Horn-like structure in $K/\pi$ ratio at SPS energies

Models predict saturation of yield ratios at high energies

EPOS-LHC and HIJING models align well with experimental data

Abstract

A comprehensive study has been performed to estimate the kaon to pion ($K^\pm$/$\pi^\pm$) yield ratio and total kaon to total pion ($K$/$\pi$) yield ratio as a function of centre of mass energy in $pp$ collisions at different energies i.e., \sqrts~= 6.3, 17.3, 62.4, 200, 900 GeV, 2.76 TeV, 7 TeV, 13 TeV and 14 TeV using EPOS1.99, EPOS-LHC, HIJING, QGSJETII-03 and Sibyll2.3d model simulations.
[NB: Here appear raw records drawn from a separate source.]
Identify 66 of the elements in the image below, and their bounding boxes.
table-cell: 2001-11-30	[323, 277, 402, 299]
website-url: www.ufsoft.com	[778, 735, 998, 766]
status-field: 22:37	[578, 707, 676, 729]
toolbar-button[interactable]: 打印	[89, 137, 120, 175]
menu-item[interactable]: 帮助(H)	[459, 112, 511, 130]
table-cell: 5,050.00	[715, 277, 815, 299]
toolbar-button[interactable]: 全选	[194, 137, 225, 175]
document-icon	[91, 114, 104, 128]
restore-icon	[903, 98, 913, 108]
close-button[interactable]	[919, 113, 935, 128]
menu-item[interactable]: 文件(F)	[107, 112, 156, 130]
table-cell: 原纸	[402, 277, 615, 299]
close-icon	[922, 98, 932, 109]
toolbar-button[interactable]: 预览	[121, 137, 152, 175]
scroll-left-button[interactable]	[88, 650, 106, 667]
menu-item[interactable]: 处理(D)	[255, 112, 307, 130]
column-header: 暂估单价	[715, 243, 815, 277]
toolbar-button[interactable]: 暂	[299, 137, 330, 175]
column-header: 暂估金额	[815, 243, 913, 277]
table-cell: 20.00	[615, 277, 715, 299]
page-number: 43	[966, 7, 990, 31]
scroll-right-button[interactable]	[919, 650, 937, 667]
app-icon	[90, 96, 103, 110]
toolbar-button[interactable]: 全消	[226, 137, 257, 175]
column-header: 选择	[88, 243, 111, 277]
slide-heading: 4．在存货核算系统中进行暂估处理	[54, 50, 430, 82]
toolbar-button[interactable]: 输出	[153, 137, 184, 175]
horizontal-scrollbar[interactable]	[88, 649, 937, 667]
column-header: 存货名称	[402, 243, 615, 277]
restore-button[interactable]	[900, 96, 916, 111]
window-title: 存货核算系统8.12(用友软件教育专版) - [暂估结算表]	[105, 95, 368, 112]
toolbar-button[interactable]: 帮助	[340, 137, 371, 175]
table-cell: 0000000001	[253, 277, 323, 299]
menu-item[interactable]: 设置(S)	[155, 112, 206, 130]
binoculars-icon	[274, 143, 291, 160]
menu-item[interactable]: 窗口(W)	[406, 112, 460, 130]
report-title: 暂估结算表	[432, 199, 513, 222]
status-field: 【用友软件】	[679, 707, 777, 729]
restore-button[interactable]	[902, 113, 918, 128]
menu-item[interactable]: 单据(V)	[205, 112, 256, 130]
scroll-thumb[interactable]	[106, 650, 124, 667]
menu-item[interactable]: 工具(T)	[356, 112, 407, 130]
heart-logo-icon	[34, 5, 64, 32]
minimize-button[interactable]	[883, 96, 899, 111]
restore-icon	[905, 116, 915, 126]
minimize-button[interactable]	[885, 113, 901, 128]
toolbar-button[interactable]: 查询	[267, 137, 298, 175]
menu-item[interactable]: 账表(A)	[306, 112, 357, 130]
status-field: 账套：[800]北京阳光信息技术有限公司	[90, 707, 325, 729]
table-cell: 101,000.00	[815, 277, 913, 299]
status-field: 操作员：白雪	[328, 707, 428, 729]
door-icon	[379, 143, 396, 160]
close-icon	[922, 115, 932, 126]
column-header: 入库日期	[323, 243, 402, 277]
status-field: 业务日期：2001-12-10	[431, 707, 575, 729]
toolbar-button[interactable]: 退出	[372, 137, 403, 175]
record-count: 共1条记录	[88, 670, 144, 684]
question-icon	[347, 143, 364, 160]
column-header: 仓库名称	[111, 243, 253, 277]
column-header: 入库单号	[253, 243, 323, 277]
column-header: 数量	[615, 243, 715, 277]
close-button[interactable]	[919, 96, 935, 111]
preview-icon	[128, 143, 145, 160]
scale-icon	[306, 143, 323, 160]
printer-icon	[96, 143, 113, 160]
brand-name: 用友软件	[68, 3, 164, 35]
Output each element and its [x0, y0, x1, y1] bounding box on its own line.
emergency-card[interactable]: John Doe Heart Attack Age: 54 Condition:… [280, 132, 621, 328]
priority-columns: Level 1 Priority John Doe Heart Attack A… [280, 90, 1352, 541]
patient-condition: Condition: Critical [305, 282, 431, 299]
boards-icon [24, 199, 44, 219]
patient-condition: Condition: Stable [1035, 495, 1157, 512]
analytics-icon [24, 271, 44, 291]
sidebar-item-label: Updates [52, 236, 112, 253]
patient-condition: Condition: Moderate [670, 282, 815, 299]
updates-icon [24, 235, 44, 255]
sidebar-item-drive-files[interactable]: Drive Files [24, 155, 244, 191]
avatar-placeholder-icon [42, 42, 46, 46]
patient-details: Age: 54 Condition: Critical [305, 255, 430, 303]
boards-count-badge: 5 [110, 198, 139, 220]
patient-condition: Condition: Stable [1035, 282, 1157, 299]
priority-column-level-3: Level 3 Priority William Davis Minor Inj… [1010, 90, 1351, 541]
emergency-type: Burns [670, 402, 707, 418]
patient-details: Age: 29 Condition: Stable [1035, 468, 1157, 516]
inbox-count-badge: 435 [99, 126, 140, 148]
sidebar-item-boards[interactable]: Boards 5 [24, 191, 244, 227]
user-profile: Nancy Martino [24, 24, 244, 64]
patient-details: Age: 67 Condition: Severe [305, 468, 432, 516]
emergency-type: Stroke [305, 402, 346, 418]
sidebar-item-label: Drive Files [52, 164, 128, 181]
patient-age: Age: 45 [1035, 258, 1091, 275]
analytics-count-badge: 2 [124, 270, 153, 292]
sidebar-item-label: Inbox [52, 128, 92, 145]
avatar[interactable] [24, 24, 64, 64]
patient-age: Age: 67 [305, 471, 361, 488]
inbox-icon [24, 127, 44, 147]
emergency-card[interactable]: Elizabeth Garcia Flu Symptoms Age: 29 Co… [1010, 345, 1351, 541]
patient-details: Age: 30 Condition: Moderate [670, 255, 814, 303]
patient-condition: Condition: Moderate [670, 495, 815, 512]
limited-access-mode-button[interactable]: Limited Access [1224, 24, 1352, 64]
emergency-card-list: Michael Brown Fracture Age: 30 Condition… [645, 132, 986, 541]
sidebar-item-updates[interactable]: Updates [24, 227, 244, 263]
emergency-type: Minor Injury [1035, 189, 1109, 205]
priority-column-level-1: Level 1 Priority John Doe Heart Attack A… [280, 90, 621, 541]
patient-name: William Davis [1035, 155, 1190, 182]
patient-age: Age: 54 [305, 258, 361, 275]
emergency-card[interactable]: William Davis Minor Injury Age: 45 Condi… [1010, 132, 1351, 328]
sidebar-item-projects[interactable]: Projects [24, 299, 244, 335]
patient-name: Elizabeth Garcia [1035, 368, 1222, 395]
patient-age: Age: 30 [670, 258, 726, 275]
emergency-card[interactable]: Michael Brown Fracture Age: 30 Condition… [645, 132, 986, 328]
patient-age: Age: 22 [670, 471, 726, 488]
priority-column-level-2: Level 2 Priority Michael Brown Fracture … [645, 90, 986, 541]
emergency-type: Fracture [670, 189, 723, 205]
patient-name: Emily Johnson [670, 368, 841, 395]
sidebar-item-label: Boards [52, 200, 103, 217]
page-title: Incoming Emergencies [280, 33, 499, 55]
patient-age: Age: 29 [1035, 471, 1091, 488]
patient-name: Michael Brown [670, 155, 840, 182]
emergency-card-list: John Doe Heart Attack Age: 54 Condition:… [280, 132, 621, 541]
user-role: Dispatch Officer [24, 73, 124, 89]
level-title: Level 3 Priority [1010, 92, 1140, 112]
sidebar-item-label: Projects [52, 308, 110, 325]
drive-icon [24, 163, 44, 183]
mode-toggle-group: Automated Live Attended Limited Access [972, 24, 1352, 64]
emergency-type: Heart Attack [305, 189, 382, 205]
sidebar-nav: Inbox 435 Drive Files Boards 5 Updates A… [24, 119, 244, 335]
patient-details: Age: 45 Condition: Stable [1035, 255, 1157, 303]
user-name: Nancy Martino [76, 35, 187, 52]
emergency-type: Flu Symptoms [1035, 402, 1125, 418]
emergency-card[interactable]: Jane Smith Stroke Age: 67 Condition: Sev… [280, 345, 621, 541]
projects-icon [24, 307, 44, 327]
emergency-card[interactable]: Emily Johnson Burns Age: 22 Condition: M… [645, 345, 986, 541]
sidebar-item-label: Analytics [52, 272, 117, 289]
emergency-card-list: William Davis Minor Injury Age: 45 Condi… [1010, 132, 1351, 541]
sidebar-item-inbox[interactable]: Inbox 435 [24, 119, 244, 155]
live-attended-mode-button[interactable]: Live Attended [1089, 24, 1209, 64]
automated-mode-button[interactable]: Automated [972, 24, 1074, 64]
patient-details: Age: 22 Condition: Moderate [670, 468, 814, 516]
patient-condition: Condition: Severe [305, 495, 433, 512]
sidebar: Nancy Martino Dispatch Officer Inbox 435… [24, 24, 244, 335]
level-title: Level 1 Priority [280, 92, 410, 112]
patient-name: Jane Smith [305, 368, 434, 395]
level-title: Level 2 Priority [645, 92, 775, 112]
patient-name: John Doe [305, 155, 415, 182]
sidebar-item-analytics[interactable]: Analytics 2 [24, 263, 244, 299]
NA61/SHINE experiment reported that $K^+/\pi^+$ yield ratio exhibits rapid changes at the SPS energy range. A horn like structure appears in $K/\pi$ yield ratio as a function of collision energy. Significant presence of horn in $K^+$/$\pi^+$ and $K^-$/$\pi^-$ yield ratio is suggested by experimental data at lower energies, which is confirmed by HIJING and EPOS-LHC models. A smooth increase in $K/\pi$ yield ratio is also seen at higher energies. The model simulations predict similar increase in yield ratio with increasing energies. On the basis of previous available measurements, we also study model predictions of these yield ratios at \sqrts~= 13 and 14 TeV where no data is available. Almost all models suggest a saturation in the yield ratio within statistical fluctuations at these energies except EPOS1.99 and QGSJETII-03 which slightly over predict the yield ratio. These systematic comparisons are helpful to apply possible constraints on various hadronic event generators to significantly improve the predictions of Standard Model physics as well as for the understanding of underlying physics mechanisms in high energy collisions.